Amid reports suggesting Fiat will shortly abandon Italian car production, Driven to Write posits a requiem.
So it has come to this. After almost 120 years of car production, Fiat cars, for so long synonymous with the place of their birth will no longer be produced there. Yesterday, we examined Automotive News’ report outlining FCA’s plans to shift Fiat’s entire production output to low-cost outposts outside of Italy. Instead, Fiat’s domestic plants will be refitted to produce upmarket models as FCA transitions towards high-return product.
There is a certain inevitability to this of course, given both the pattern of FCA’s fortunes and the path the wider motor industry is taking, but regardless of the pragmatism of Sergio Marchionne’s decision, it can equally be read as a vote of no confidence in Fiat’s homeland. Grimly ironic too, in that it’s the small, economical cars for which the carmaker made its reputation that are proving its undoing.
Founded in 1899 upon principles of intellectual socialism, Fabbrica Italiana di Automobili Torino was one of the most potent symbols of the Italian industrial revolution, and post-WW2, of Italy’s rebirth following their crushing defeat and subsequent economic collapse. A powerhouse of enterprise, engineering talent and creative flair, Fiat were industrial pioneers with a distinctly humane ethos towards the social function of the motor car within Italian society. Fiat might have brought mobility to its homeland, but at their best did far more: They ennobled it.
The wealth of engineering talent which the Turin car business nurtured and disseminated encompasses most of the great names of the Italian automotive scene; giants like Jano, Zerbi, Becchia, Giacosa and Lampredi. But outside the automotive realm, Fiat also innovated – in aviation, commercial vehicles and agricultural machinery. In architecture too: Giacomo Matté-Trucco’s state of the art and elevatory Lingotto plant in Turin, was a technological and aesthetic marvel when it opened in 1920.
But in truth, Fiat was also a somewhat lopsided business. Over-reliant upon a protected home market, blind to more lucrative upmarket sectors and deaf to the notion of customer satisfaction. Even Fiat’s corporate logo was ill-defined and subject to almost constant reinvention. And if Fiat couldn’t adequately define its identity, what hope had it re-drawing anyone else’s?

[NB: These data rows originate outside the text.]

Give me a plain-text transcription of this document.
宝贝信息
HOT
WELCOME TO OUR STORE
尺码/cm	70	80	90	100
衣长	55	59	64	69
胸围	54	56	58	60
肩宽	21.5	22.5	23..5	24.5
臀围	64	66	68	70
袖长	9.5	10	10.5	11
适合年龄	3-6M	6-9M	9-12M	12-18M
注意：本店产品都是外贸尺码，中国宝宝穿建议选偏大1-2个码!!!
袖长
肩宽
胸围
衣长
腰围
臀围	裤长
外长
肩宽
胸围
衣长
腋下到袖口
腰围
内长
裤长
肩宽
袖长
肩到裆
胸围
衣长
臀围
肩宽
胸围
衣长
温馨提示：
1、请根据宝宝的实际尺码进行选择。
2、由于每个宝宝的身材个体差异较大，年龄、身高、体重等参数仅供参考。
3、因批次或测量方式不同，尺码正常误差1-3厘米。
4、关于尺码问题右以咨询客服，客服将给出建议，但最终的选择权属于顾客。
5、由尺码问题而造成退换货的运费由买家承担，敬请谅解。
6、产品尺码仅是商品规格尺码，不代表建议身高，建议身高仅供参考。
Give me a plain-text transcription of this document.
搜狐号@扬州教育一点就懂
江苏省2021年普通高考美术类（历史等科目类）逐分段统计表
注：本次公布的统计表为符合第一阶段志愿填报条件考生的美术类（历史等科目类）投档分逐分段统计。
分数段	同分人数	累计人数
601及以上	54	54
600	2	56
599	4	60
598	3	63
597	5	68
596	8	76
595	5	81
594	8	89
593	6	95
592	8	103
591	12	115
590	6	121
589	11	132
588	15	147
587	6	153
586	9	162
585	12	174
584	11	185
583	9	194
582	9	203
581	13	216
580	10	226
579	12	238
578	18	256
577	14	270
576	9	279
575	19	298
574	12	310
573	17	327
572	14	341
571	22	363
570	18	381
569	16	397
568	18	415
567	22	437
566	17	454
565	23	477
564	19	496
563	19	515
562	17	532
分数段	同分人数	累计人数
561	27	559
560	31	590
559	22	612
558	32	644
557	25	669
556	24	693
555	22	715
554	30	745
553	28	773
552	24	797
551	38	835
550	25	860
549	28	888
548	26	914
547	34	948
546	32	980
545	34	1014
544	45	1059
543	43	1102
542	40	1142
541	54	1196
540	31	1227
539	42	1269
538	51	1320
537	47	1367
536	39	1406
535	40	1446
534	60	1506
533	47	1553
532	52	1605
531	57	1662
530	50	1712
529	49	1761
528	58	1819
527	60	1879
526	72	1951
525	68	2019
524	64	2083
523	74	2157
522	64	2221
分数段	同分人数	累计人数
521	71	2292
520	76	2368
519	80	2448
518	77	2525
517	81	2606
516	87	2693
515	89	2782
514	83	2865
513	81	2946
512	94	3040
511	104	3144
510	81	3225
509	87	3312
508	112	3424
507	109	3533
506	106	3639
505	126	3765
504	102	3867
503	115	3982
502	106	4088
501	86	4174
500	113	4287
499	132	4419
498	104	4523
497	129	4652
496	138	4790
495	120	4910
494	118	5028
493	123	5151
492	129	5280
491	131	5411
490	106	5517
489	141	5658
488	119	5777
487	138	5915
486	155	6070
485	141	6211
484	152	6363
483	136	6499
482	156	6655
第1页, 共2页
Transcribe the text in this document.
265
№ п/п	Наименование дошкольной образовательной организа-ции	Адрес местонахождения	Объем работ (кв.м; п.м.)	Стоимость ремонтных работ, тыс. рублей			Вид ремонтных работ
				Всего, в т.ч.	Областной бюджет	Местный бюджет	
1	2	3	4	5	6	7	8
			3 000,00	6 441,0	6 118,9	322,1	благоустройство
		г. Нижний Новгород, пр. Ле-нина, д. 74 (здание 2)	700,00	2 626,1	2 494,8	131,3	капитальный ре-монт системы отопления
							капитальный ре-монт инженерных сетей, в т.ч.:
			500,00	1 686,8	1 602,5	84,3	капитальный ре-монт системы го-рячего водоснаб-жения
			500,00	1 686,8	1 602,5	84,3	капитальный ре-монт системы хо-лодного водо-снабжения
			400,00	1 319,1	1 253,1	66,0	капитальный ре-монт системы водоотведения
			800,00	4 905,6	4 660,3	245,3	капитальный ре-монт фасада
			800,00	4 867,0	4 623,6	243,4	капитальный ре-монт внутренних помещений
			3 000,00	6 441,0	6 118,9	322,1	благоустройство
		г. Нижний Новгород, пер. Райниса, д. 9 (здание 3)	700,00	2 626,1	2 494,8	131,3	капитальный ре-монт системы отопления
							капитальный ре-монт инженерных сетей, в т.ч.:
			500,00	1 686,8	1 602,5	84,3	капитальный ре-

Hubris too was a factor. Having acquired vast swathes of the failing domestic car industry amidst the contractions of the post-oil shock era, Fiat, in a manner similar to that of the god Saturn, consumed its adopted children one by one.

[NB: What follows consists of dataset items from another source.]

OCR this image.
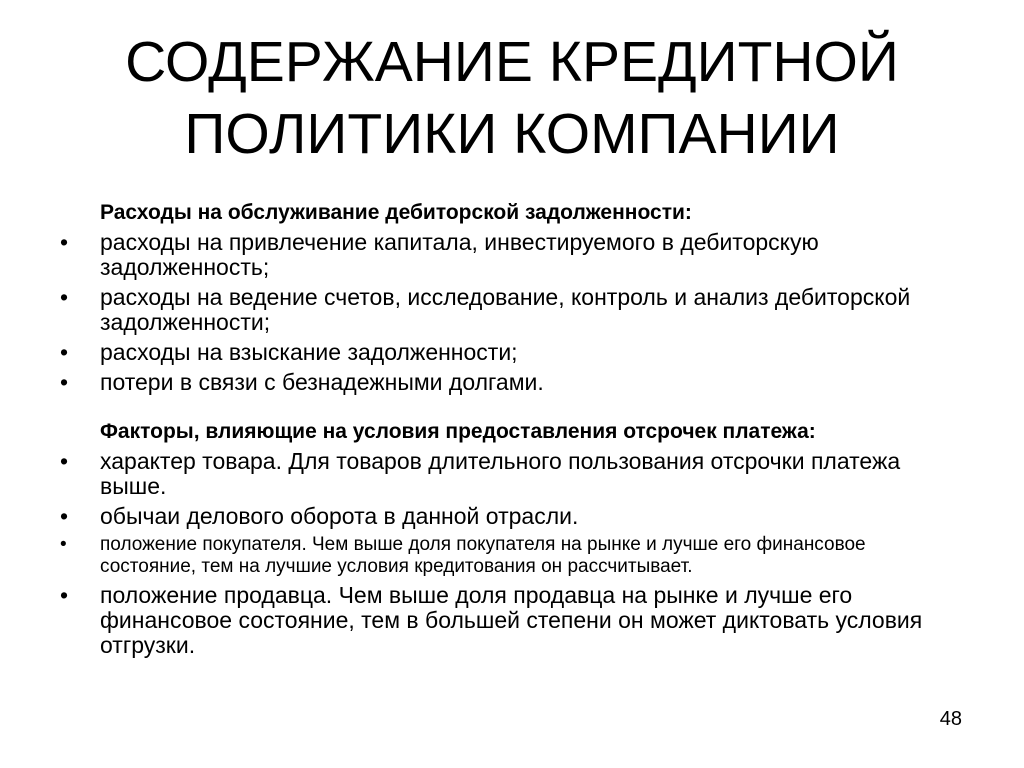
СОДЕРЖАНИЕ КРЕДИТНОЙ
ПОЛИТИКИ КОМПАНИИ

Расходы на обслуживание дебиторской задолженности:

• расходы на привлечение капитала, инвестируемого в дебиторскую задолженность;
• расходы на ведение счетов, исследование, контроль и анализ дебиторской задолженности;
• расходы на взыскание задолженности;
• потери в связи с безнадежными долгами.

Факторы, влияющие на условия предоставления отсрочек платежа:

• характер товара. Для товаров длительного пользования отсрочки платежа выше.
• обычаи делового оборота в данной отрасли.
• положение покупателя. Чем выше доля покупателя на рынке и лучше его финансовое состояние, тем на лучшие условия кредитования он рассчитывает.
• положение продавца. Чем выше доля продавца на рынке и лучше его финансовое состояние, тем в большей степени он может диктовать условия отгрузки.
48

Too many Fiat Auto chiefs’ behaviour became more redolent of the Borgia dynasty than of professional managers, leading to a culture of boom and bust that punctuated the car maker’s fortunes over decades. But a forensic dissection of Fiat Auto’s decision making is for another time. Because surely the question now for Fiat’s Italian workforce, for its supplier base and for the wider domestic research and development businesses who rely upon them is one of quo vadis?
Italy’s economic and political woes are deep and possibly chronic. Its industrial might is spent and having failed to re-emerge from the privation and austerity of the post 2008 Eurozone collapse it appears to be drifting away from its predominantly post-war socialist ethos towards right-wing populism and protectionism. All of which makes manufacturing an even more parlous exercise, and adds further dimensions to the high-cost rationale being posited by FCA management.

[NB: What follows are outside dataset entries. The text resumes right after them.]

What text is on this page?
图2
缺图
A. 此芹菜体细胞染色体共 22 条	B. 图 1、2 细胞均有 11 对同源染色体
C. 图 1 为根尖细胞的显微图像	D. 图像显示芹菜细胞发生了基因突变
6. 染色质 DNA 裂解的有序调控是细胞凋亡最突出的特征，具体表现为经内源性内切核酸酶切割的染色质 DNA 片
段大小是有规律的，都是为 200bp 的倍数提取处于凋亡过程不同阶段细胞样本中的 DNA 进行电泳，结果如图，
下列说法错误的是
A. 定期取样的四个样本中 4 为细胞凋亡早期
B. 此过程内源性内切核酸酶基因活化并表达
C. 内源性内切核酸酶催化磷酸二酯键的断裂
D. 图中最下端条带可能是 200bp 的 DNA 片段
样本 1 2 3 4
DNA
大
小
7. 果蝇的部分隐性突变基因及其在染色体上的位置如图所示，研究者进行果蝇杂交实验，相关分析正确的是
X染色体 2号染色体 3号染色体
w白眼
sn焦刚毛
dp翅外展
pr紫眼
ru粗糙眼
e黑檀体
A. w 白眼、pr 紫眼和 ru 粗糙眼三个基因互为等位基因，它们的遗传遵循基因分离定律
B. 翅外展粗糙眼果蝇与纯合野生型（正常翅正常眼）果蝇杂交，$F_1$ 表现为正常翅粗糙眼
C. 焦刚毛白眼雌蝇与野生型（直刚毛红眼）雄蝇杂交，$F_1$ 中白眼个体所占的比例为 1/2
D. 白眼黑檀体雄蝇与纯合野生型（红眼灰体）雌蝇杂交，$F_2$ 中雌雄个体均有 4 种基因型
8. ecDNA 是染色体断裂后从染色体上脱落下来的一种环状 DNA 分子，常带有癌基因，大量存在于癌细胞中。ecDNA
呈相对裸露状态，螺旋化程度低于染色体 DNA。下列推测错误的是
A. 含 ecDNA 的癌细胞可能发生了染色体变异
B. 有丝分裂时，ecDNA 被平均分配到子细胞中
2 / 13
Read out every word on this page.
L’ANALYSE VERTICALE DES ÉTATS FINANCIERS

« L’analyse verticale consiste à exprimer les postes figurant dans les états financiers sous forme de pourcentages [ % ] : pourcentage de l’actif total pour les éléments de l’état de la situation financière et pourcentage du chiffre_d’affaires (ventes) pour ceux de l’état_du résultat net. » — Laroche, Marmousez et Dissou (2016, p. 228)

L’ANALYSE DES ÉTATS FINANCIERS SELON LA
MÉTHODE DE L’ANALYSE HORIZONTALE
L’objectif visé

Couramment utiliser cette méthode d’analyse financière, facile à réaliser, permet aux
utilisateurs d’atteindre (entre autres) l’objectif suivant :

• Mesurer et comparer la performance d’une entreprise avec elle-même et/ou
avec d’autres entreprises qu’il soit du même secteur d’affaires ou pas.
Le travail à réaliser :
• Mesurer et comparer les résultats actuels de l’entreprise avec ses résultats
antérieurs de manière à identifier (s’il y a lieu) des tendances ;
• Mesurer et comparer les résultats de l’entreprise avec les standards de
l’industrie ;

Even with new models (allegedly) coming on stream, higher margin vehicles mean lower volumes, and that usually spells job losses. Furthermore, with the car production centre of gravity moving inexorably Eastwards it may prove expedient to shift ever-more of it in that direction. Ultimately, it might make more sense to produce Alfa Romeos in the US, given the stated importance of that Market to the brand.
Sergio Marchionne has vowed to eliminate FCA’s debt burden before he steps down next year. Central to this is his continued belief in a super-merger, ideally with another US carmaker, and one he’s moving heaven and earth to achieve. And with debt-reduction the primary goal, all actions, be they product-related or strategic can only be viewed through this narrow, restrictive prism.
There have never been icons or sacred effigies in the pragmatist church of Marchionne. FCA’s chief executive doesn’t go in for sentiment. By shifting Fiat’s car production east, FCA’s chief executive is subtly recasting his vow protecting Italy’s jobs and industry. Because what was once holy writ is more akin to what Roman Catholics describe as extreme unction, better known as last rites.
It will probably happen incrementally, but the death of Fiat as a European car brand now looks inevitable.